マス赤とカイト
「…あ、ハロウィンか今日」
西瓜の種みたいな両目と波線の口で成り立つ、コミカルな表情を見つめて数秒。
「おっせぇ」
思い当たった答えに眼下のおばけが呆れた声を出した。
「何だこれあはは可愛いな」
「貰った、俺のだって」
こいつが自ら見せに来るってことは恐らく。
「俺とお揃いなんですよー」
案の定の補足に笑って、廊下の奥からやって来たカイトのお帰りなさいにただいまを返す。
「あいつは?」
「今電話あって、もう少し掛かるみたいです」
「月末だしなぁ」
確認した腕時計が示す時刻はもう直ぐ8時を回るあたりだ。
イベント毎の何かを先に用意するのは、どうにも割けない時間代わりの意味もあるんだろう。

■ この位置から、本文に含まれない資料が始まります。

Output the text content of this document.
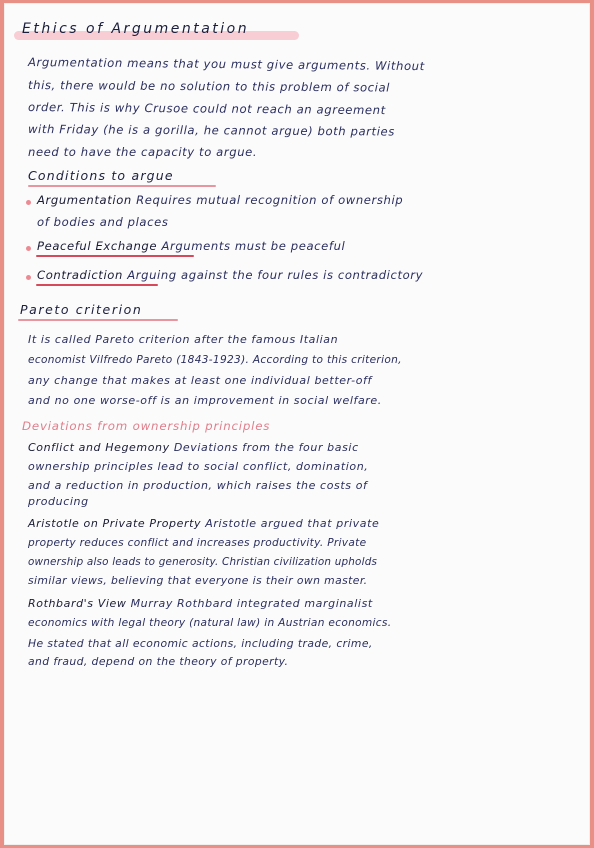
Ethics of Argumentation
Argumentation means that you must give arguments. Without
this, there would be no solution to this problem of social
order. This is why Crusoe could not reach an agreement
with Friday (he is a gorilla, he cannot argue) both parties
need to have the capacity to argue.
Conditions to argue
Argumentation Requires mutual recognition of ownership
of bodies and places
Peaceful Exchange Arguments must be peaceful
Contradiction Arguing against the four rules is contradictory
Pareto criterion
It is called Pareto criterion after the famous Italian
economist Vilfredo Pareto (1843-1923). According to this criterion,
any change that makes at least one individual better-off
and no one worse-off is an improvement in social welfare.
Deviations from ownership principles
Conflict and Hegemony Deviations from the four basic
ownership principles lead to social conflict, domination,
and a reduction in production, which raises the costs of
producing
Aristotle on Private Property Aristotle argued that private
property reduces conflict and increases productivity. Private
ownership also leads to generosity. Christian civilization upholds
similar views, believing that everyone is their own master.
Rothbard's View Murray Rothbard integrated marginalist
economics with legal theory (natural law) in Austrian economics.
He stated that all economic actions, including trade, crime,
and fraud, depend on the theory of property.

あいつの場合、狡猾な意図があるとは思えないから、ただひたすらにマメだと思う。
「じゃあ、カイトも家おいで」
それっぽい晩飯でも作ろうかと告げた誘いに、おばけタオルを脱いだ子が興味深げな視線を上げる。
「それっぽいって?」
「ハロウィンっぽい」
「わあ俺、俺手伝います」
勢いで乱れた深紅の髪を直す傍ら、挙手したカイトに頷く。
物言いたげな散らかし魔への快諾は躊躇いたいが仕方ない。
「アカイトは?」
「どーしてもって言うなら」
手伝ってやらないことも無い、とかなんとか不遜な申し出に苦笑して頷いた。